Humor keeps up pace in ‘Young’
When Josh Srebnick (Ben Stiller) lands in a doctor’s office after hurting his back while bike riding, he learns he has a strained muscle. But it’s the other diagnosis about his knee that stings.
Told he has arthritis, he is dumbfounded. “Arthritis arthritis?”
Yes, and the 44-year-old New Yorker needs eyeglasses, too, as he struggles to read the prescription he’s handed in Noah Baumbach’s invigorating, insightful, occasionally LOL comedy “While We’re Young.”
It’s about the divide between the once-young and the still-young, new parents and couples childless by choice or misfortune, and the way hipsters embrace the very cultural touchstones (vinyl records, movies on VHS, Polaroid film, actually trying to remember something rather than automatically looking it up) that Generation X discarded on its way to smartphones, iPads and Netflix.
Josh is a documentary maker who teaches a continuing education class, and that’s where he meets a 20something married couple, Jamie (Adam Driver) and Darby (Amanda Seyfried). Jamie is an aspiring filmmaker and fan of Josh’s work while Darby makes artisanal ice cream.
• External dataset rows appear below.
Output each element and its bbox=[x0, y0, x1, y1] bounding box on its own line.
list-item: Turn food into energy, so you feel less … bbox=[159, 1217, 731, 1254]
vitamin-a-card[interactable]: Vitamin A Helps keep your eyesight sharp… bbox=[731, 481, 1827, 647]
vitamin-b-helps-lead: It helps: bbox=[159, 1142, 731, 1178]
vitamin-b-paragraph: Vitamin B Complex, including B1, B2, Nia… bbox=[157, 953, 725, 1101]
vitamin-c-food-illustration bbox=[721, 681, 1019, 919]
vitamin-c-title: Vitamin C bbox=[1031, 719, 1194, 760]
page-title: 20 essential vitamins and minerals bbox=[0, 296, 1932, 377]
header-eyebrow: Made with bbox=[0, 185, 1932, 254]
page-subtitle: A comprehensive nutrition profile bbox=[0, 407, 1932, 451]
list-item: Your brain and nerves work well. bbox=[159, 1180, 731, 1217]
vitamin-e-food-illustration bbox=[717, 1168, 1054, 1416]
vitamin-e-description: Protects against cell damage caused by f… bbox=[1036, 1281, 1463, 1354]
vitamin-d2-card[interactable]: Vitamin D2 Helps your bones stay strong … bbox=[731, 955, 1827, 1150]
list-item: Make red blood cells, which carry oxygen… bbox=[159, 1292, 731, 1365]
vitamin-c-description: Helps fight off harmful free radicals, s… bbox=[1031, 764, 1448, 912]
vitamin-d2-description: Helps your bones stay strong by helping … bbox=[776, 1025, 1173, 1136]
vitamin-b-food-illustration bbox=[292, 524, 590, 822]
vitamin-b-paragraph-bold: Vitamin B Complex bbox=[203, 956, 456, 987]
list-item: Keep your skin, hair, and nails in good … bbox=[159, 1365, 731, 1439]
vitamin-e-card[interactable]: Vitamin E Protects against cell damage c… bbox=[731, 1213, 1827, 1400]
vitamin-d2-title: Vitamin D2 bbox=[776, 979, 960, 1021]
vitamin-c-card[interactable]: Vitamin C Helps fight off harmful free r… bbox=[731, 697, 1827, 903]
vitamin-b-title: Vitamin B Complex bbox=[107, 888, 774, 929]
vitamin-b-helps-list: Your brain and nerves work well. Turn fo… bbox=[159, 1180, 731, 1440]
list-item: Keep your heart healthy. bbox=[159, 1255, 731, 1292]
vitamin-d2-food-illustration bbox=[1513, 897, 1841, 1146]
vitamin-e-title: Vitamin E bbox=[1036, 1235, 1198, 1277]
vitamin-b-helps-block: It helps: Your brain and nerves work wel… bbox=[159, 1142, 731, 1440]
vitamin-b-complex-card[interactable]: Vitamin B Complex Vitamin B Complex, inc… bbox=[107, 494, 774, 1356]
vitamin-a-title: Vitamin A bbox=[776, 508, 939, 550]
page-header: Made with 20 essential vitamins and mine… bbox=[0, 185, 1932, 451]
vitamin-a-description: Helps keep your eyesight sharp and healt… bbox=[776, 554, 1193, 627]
Josh and his wife, Cornelia (Naomi Watts), become friends with Jamie and Darby, and the Gen X-ers spend more time with the young people and their kooky, cool, spontaneous pursuits than with their old pals who are parents to a newborn. They are played by Beastie Boy Adam Horovitz and Maria Dizzia, nominated for a Tony for “In the Next Room.”
Friendship and collaboration on a project awaken rejuvenation for the middleage pair, but also raise questions that go to the heart of aging, truth-telling, self-absorption, ambition, admiration, whether doors slam shut on goals at a certain age and even if someone has the right to “take” a song if he likes it. And what about the idea of making a documentary in this age of social media, selfies and the ability to record everything with a device the size of your palm?
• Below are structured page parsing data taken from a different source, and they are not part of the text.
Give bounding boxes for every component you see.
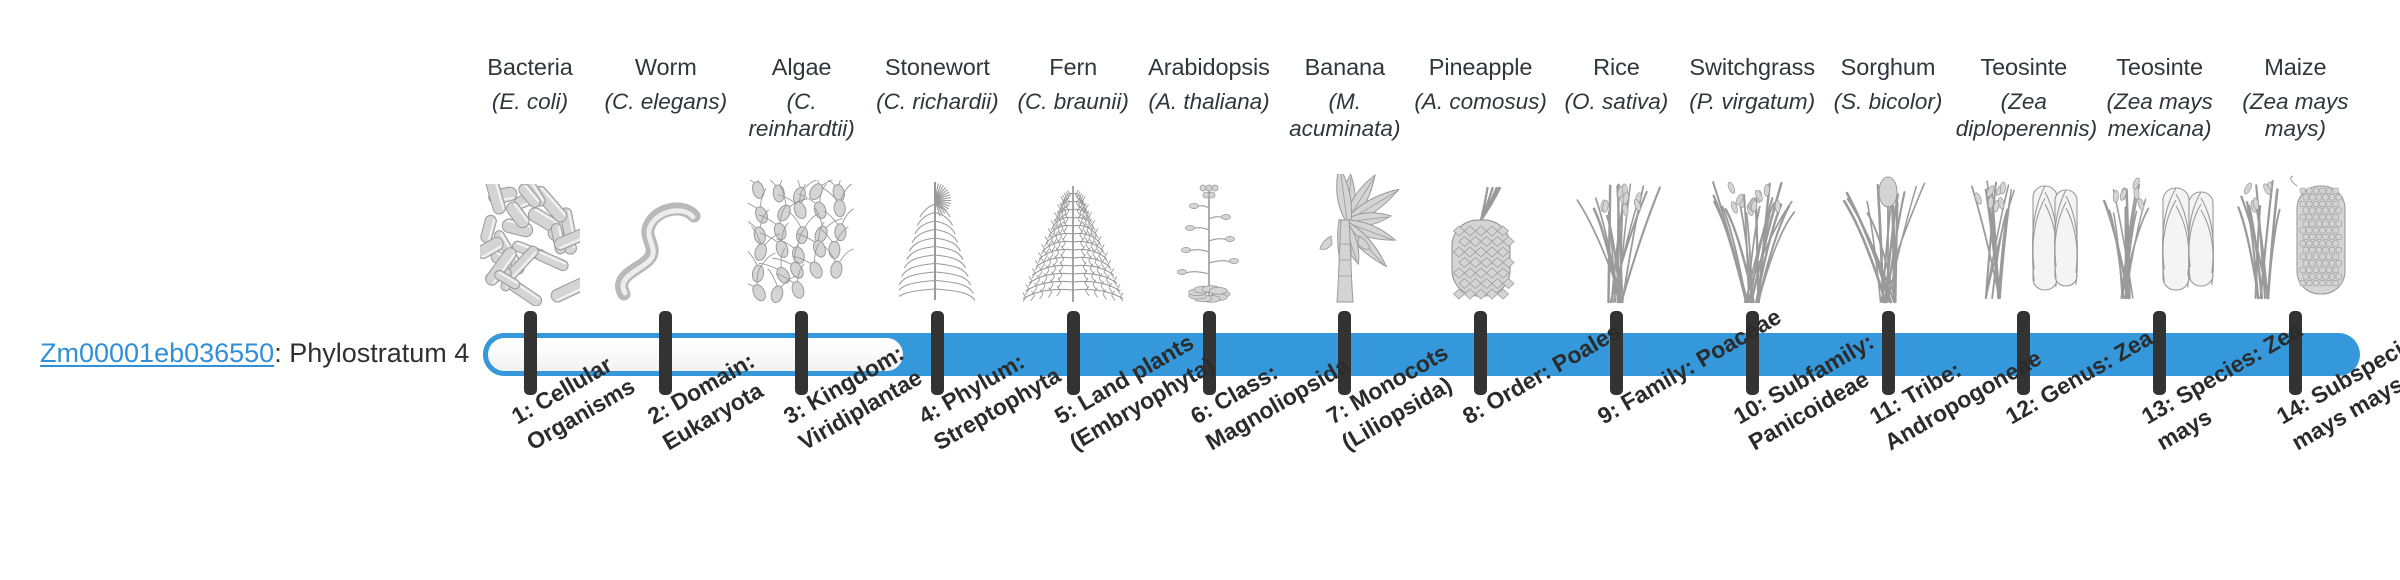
- species-header-6: Banana(M. acuminata): [1277, 52, 1413, 142]
- species-header-8: Rice(O. sativa): [1548, 52, 1684, 115]
- species-scientific-name: (P. virgatum): [1684, 88, 1820, 115]
- species-common-name: Worm: [598, 52, 734, 82]
- species-scientific-name: (M. acuminata): [1277, 88, 1413, 142]
- species-scientific-name: (E. coli): [462, 88, 598, 115]
- species-header-12: Teosinte(Zea mays mexicana): [2092, 52, 2228, 142]
- species-scientific-name: (Zea mays mays): [2227, 88, 2363, 142]
- species-scientific-name: (O. sativa): [1548, 88, 1684, 115]
- species-common-name: Sorghum: [1820, 52, 1956, 82]
- species-header-0: Bacteria(E. coli): [462, 52, 598, 115]
- worm-illustration: [598, 172, 734, 306]
- maize-illustration: [2227, 172, 2363, 306]
- algae-illustration: [734, 172, 870, 306]
- species-common-name: Rice: [1548, 52, 1684, 82]
- species-header-7: Pineapple(A. comosus): [1413, 52, 1549, 115]
- sorghum-illustration: [1820, 172, 1956, 306]
- switchgrass-illustration: [1684, 172, 1820, 306]
- species-common-name: Arabidopsis: [1141, 52, 1277, 82]
- species-scientific-name: (Zea mays mexicana): [2092, 88, 2228, 142]
- pineapple-illustration: [1413, 172, 1549, 306]
- species-header-4: Fern(C. braunii): [1005, 52, 1141, 115]
- species-scientific-name: (C. richardii): [869, 88, 1005, 115]
- fern-illustration: [1005, 172, 1141, 306]
- species-scientific-name: (C. elegans): [598, 88, 734, 115]
- species-header-13: Maize(Zea mays mays): [2227, 52, 2363, 142]
- phylostratigraphy-timeline: Zm00001eb036550: Phylostratum 4 Bacteria…: [0, 0, 2400, 580]
- species-scientific-name: (S. bicolor): [1820, 88, 1956, 115]
- species-header-10: Sorghum(S. bicolor): [1820, 52, 1956, 115]
- species-common-name: Bacteria: [462, 52, 598, 82]
- teosinte-diploperennis-illustration: [1956, 172, 2092, 306]
- gene-accession-link[interactable]: Zm00001eb036550: [40, 338, 274, 368]
- bacteria-illustration: [462, 172, 598, 306]
- species-scientific-name: (C. reinhardtii): [734, 88, 870, 142]
- gene-phylostratum-label: Zm00001eb036550: Phylostratum 4: [40, 336, 469, 370]
- stonewort-illustration: [869, 172, 1005, 306]
- species-common-name: Switchgrass: [1684, 52, 1820, 82]
- species-common-name: Stonewort: [869, 52, 1005, 82]
- rice-illustration: [1548, 172, 1684, 306]
- species-scientific-name: (Zea diploperennis): [1956, 88, 2092, 142]
- species-header-2: Algae(C. reinhardtii): [734, 52, 870, 142]
- species-scientific-name: (C. braunii): [1005, 88, 1141, 115]
- species-header-3: Stonewort(C. richardii): [869, 52, 1005, 115]
- species-header-1: Worm(C. elegans): [598, 52, 734, 115]
- species-common-name: Teosinte: [2092, 52, 2228, 82]
- arabidopsis-illustration: [1141, 172, 1277, 306]
- species-common-name: Fern: [1005, 52, 1141, 82]
- species-common-name: Algae: [734, 52, 870, 82]
- species-common-name: Banana: [1277, 52, 1413, 82]
- species-header-5: Arabidopsis(A. thaliana): [1141, 52, 1277, 115]
- species-common-name: Pineapple: [1413, 52, 1549, 82]
- teosinte-mexicana-illustration: [2092, 172, 2228, 306]
- banana-illustration: [1277, 172, 1413, 306]
- gene-phylostratum-value: Phylostratum 4: [289, 338, 469, 368]
- species-scientific-name: (A. thaliana): [1141, 88, 1277, 115]
- species-common-name: Teosinte: [1956, 52, 2092, 82]
- species-header-11: Teosinte(Zea diploperennis): [1956, 52, 2092, 142]
- stratum-tick-1[interactable]: [524, 311, 537, 395]
- species-header-9: Switchgrass(P. virgatum): [1684, 52, 1820, 115]
- species-scientific-name: (A. comosus): [1413, 88, 1549, 115]
- gene-label-separator: :: [274, 338, 289, 368]
- species-common-name: Maize: [2227, 52, 2363, 82]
Mr. Stiller’s character has been working on his film for 10 years, which illuminates the differences between him and Jamie and between him and his father-in-law (Charles Grodin), a legendary documentarian with whom he has a contentious relationship. Their occupations may be rarefied but most workplaces and professions are split into the young people and the old people who don’t know when the trap door opened and they fell from one group to the next. Even “Saturday Night Live” has a “resident young person” who weighs in during its “Weekend Update” segments.
“While We’re Young” has one of those over-the-top scenes (vomiting and more vomiting!) but most of it is slyly observant and amusing and loops back to what or who is important. It’s a bit insular and precious with its New York creative class but aging is, if you’re lucky, universal and unavoidable.
Opens today at AMCLoews at the Waterfront and Manor in Squirrel Hill.